To avoid this scenario, the Mayor and West Midlands business leaders have asked negotiators to push for ‘Preferential Rules of Origin’ to be included in any trade agreement, and have also written to West Midlands MPs to ensure they are aware of the concerns of business and can help make the case to Government.
Mayor Andy Street said: “We welcome the fact trade talks with the EU are continuing, and that the Government’s ambition remains to reach a deal that allows British businesses to export goods to the EU tariff-free.
“But this is such a vital issue for our region’s economy, and it’s important that leaders nationally and across the region are aware of the significant concerns raised by our exporting business community – and have the information they need to support efforts to secure a deal which includes ‘Preferential Rules of Origin.’
“Due to our strong manufacturing sector, which includes exporters that rely heavily on complex supply chains that span continents, the West Midlands is more exposed than other parts of the UK to a trade deal which doesn’t protect export industries.
“So we have today shared the detailed concerns of business with our region’s MPs and those in Government to emphasise the importance of the ‘Preferential Rules of Origin’ to our advanced manufacturing export sector, which is such an important part of the West Midlands’ economic output.”
Business leaders raised the issue in the weekly Economic Impact Group meeting, chaired by Mayor Andy Street, which brings together business, civic and trade union leaders to track the impact of the pandemic, mitigate economic damage and accelerate a recovery across the whole region.
Margot James, Executive Chair of WMG and the first to raise the issue at the EIG, said: “Much of the value of UK exports to the EU is made up of products which have components that originate from outside of either the UK or the EU single market.
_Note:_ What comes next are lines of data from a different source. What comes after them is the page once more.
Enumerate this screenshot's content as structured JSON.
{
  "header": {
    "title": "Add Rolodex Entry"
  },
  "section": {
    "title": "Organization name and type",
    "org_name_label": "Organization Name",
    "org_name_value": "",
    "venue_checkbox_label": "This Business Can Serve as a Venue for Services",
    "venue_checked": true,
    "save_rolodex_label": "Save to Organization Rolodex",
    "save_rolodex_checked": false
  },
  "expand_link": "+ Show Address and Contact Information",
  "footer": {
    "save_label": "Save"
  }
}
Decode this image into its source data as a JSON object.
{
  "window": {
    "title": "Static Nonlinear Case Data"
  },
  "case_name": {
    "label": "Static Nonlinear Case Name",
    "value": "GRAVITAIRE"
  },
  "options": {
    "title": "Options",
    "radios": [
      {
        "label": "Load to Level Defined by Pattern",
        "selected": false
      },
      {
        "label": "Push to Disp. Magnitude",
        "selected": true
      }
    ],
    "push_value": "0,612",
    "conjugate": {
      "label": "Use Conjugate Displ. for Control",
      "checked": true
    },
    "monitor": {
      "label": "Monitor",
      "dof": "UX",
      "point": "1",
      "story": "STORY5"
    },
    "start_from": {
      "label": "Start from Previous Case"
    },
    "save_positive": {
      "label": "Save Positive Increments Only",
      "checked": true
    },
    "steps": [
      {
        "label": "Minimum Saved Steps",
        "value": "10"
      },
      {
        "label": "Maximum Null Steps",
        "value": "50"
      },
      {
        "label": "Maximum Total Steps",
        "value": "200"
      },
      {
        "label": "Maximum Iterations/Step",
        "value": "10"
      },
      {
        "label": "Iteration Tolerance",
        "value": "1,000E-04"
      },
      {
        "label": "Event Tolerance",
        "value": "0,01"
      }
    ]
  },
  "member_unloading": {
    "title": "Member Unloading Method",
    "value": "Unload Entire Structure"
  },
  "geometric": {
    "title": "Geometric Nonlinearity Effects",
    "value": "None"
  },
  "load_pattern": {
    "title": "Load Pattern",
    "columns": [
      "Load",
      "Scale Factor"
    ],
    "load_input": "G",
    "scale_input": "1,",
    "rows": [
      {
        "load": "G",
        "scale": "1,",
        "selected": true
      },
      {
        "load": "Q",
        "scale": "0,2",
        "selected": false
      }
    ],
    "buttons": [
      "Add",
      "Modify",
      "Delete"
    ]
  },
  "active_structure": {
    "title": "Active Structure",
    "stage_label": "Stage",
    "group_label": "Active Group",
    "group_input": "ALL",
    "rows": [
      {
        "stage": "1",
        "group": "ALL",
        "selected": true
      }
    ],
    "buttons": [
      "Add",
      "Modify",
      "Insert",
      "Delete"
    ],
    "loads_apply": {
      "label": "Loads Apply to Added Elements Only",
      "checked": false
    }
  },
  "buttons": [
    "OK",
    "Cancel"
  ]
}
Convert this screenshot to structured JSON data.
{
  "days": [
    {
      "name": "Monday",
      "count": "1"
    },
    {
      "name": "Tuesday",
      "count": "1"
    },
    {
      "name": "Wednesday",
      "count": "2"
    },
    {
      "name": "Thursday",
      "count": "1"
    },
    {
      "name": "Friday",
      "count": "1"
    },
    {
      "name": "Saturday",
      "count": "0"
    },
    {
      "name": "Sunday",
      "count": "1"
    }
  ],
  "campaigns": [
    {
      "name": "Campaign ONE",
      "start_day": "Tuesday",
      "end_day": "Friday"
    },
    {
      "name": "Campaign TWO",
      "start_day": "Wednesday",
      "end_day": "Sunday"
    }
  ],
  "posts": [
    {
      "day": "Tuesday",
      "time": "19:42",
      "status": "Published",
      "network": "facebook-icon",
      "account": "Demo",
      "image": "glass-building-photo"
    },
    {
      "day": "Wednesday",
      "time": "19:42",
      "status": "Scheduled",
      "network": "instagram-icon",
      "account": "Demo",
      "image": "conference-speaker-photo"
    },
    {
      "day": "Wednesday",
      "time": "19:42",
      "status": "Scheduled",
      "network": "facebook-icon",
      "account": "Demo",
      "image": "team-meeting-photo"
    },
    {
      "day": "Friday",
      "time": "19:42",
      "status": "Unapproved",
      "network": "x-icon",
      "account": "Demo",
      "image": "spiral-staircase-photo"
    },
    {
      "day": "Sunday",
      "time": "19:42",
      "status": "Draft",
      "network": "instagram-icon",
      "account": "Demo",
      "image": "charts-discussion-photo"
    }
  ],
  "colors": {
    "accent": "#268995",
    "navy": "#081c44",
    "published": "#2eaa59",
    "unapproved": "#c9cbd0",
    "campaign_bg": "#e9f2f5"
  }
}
This means that the precise structure of the Rules of Origin arrangement in any Free Trade Deal is crucial to West Midlands’ manufacturers”.
“This impact is particularly relevant for manufacturers in sectors such as Electric Vehicles where significant imports of components are currently from outside the EU. We therefore call on the Government to ensure that third country and sector specific Preferential Rules of Origin requirements are included in any Free Trade Agreement”.